Trump does not have the luxury of the courts coddling him like they did Obama. He is therefore vulnerable to the courts' quibbling and pettifogging his every action, their aiding and abetting the left wing activists, fifth-columnist opponents of law and order and the advocates of anarchy.
Trump should have paid more attention to hiring experts in immigration law, particularly in the fields of examinations and exclusions. Examiners have to write publishable reports of every denial, backing it up with quoted law and precedent decisions. The best are not lawyers because the vagaries of immigration law are intimidating and they must depend upon impoverished clients, or such organizations as the Legal Aid Society or other charitable sources for their fees.
Immigration Examiners historically worked their way up though the Border Patrol and other divisions of immigration law enforcement. A few enjoyed encyclopedic memories and the faculty of instant recall. Such skills are now blunted by computers, and I believe, make one mentally lazy.
Most of those "immigration experts" on Trump's staff seem to have been mostly involved in the physical round-up aspect of immigration law enforcement, without in-depth learning in immigration law. Trump should not have ignored the learned, self-taught specialists. It is hard to conceive, but a few years ago some, if not most, of the real experts in immigration law were also "cowboys" early in their immigration law enforcement careers. Going from the Border Patrol to Immigration Examinations was an unsettling experience. When I applied for that job in 1975, I went from Fort Hancock, Texas to Los Angeles. I had just received my degree in English, and I was later told that that was the reason I was selected. I later learned that the job would require mountains of typewritten reports on my personal adjudications of all sorts of applications for a wide array of immigration benefits, but mostly for permanent residence in the U.S. Many such benefits required the applicant to possess certain skills, from doctors to rocket scientists. Some applicants were movie actors and others were professional athletes. Soon after arrival in L.A. District Office, I was detailed to the Federal Law Enforcement Training Center (FLETC) for advance training.

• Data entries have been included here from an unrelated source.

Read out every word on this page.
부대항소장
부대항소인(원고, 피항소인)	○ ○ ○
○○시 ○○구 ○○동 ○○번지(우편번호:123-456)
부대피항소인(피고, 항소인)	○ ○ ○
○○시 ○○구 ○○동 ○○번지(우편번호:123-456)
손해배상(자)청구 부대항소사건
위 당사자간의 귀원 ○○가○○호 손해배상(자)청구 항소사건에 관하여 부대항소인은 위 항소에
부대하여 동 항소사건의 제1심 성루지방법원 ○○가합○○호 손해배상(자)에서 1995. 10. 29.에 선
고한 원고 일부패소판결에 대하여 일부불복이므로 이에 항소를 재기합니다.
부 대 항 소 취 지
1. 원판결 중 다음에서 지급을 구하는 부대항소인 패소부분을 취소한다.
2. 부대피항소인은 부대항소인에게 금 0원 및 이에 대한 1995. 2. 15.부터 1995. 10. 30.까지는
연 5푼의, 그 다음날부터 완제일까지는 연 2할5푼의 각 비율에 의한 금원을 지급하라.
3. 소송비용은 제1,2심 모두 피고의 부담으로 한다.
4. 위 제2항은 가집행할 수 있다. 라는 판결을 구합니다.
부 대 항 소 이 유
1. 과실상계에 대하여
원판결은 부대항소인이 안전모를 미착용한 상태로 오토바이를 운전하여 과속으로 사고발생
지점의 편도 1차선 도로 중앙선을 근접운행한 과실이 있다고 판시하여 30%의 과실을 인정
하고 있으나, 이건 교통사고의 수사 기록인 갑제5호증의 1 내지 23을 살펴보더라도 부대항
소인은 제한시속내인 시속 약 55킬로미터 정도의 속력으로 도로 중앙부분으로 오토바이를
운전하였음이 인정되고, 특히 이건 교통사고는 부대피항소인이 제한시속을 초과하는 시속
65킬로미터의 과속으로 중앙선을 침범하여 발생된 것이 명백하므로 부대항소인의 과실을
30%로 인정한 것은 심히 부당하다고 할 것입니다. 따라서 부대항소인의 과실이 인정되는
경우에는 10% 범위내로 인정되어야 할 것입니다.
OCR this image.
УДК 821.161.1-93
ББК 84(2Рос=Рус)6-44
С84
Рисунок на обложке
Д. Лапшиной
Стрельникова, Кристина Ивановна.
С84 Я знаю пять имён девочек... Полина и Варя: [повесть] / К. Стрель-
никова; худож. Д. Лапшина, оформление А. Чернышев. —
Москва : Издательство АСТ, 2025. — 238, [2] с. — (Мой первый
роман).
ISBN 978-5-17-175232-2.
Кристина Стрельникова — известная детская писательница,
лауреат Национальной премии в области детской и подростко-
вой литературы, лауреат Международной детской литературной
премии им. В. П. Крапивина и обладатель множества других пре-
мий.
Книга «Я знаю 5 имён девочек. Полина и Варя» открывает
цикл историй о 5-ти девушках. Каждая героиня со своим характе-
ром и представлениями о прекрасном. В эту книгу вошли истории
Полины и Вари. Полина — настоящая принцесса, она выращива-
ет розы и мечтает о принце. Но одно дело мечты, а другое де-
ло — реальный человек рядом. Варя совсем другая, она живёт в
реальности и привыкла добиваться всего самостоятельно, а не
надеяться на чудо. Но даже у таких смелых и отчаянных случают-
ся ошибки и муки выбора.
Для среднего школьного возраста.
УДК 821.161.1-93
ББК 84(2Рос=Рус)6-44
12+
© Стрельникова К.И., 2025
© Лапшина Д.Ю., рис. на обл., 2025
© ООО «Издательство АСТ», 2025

Former President Reagan started appointing big campaign contributors, such as Howard Ezell, former Weinerschnitzel CEO, to such powerful decision-making jobs as Southwest Regional Commissioner of the INS. Such "outsiders" tended to promote sycophants with no regard for merit. In the late 1980s the old INS became just another trove of political spoils. Ezell, seemingly a frustrated, wannabe law-man, liked to go out on raids with enforcement personnel andactually chase the (always) fleeing aliens. Instead of battling the open- border advocates, President Reagan eventually caved in and signed on to the biggest immigration amnesty in history (IRCA, in 1986).
For the first time ever, last night I found myself agreeing with Geraldo Rivera. He said that Trump's executive order (on the so-called ban) was "bush league" in the way it was written. Indeed, it was dead in the water before it got off the ground. Trump is in bad need of some real immigration experts to combat the lurking vultures of left-wing opposition in the courts. If I were young again, I might volunteer to help without compensation, but advancing age and declining energy, now forbid it.